The therapy process

NB The therapy below is described in terms of pain related to the pelvis, but the same ideas apply for any pain.


Many people who suffer from persistent pain have struggled with it for years. It can be constant, it can come and go, it can take different shapes and affect different parts of the body. Because there are so many different things that can cause this pain, we need to back up and look at what the root causes might be. This means an in-depth assessment and therapy process.

A key part of the process is teaching you about your body, and what you can do to manage your situation. Pain can become an Achilles heal, in other words, it can come back when you are stressed, tired, or whatever it is that triggers your pain. If you know what to do to manage it, the risk of it flaring up is much less. A central component in the therapy is thus what you do. And that means you need more understanding of your situation. This is thus more of a programme than treatment, where both therapist and client commit to the process.

The programme includes face-to-face sessions with hands-on treatment, combined with education and movement.

Assessment process

The work is based on your story. The first session includes an in-depth discussion about your pain experience. You will be asked questions about much more than you have probably been asked before. Often things that have happened years ago can be relevant, and not only directly related to the painful region.

The next step is the physical examination. We will look at how you move, including some simple movement tests, and then feel the tissues and structures of your legs, stomach, back, hips. This gives very valuable information about what is going on in your body.

If the pain is related to the pelvis, the internal assessment is a component that can give much valuable information, and this can be vaginal and/or rectal. However, this is voluntary. We will never do anything that you are not comfortable with. Usually we don’t do this as a first step.

Finally, we will summarise what we have found, and discuss the findings in relation to your pain, how it might all be connected, and how to address it.

We will have an idea of what is going on at the end of the assessment, but it is not until we start the treatment that we really can start understanding what is going on.
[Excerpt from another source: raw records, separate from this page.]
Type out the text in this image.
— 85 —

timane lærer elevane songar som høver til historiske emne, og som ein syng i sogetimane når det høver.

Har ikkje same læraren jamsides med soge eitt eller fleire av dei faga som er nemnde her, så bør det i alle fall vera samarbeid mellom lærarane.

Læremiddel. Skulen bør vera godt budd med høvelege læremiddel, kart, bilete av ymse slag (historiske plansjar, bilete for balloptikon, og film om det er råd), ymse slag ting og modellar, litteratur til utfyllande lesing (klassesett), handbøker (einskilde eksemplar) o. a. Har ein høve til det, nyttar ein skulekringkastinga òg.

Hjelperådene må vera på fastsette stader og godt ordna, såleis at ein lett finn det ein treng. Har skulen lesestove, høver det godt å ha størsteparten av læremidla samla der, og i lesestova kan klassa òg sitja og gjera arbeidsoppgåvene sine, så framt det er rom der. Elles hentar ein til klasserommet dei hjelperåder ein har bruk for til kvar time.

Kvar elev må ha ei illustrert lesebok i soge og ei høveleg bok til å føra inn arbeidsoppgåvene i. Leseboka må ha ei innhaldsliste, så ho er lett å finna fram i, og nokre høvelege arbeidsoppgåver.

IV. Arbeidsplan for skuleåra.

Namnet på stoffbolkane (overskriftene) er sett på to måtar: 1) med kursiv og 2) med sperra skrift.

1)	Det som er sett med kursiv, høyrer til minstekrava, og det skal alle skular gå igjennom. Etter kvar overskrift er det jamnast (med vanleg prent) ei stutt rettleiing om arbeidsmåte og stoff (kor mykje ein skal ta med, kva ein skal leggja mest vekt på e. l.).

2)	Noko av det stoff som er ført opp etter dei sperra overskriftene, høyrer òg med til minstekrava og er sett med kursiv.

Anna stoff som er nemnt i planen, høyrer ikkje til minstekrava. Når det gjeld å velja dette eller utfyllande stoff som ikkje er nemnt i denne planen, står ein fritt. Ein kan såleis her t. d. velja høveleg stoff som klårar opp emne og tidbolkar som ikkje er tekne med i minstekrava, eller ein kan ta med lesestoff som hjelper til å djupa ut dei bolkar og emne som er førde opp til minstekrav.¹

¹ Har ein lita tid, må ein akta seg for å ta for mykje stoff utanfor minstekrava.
How you respond to the therapy tells us much about your situation.

Treatment process

The treatment will depend on what we find in the assessment. It almost always involves touch-based myofascial/fascial/visceral therapy which is an important part of breaking the cycle of pain (this might include internal treatment). You will also be taught various different things, depending on your situation. It might also be relevant to look at seeking other professionals help, depending on what we find in the assessment.

We will meet usually once every 2-3 weeks to start with, and then we spread the sessions out as you improve and as you get more confident treating yourself. Your active participation is the most important part of the process. What will have most impact on your pain is what you do in the time you are not in the clinic.

NB Online courses are in the pipeline, and when these are ready, they will be used as part of the process. This will mean we can use the face-to-face time for hands-on work and any questions you have, and then you can do the educational components in your own time, when and where it suits you. These should be ready by autumn 2019.

Preparing for the visit

Please visit your doctor or gynaecologist before booking an appointment. If you haven’t done this when you come for the assessment, you will be asked to do this before we proceed with treatment. The reason for this is that we want to eliminate any other possible causes of the pain that require medical attention.

Sometimes it can be helpful to write down specific questions or concerns that you have before hand. We will address those before we start.

Bring any reports or test results from previous assessments/treatment.

It is best to come after you have had your period, not during or immediately before.

If you have the flu or are ill, please re-book your appointment. We cannot do any manual work if you are unwell.

I look forward to meeting you in the clinic, and starting this journey with you!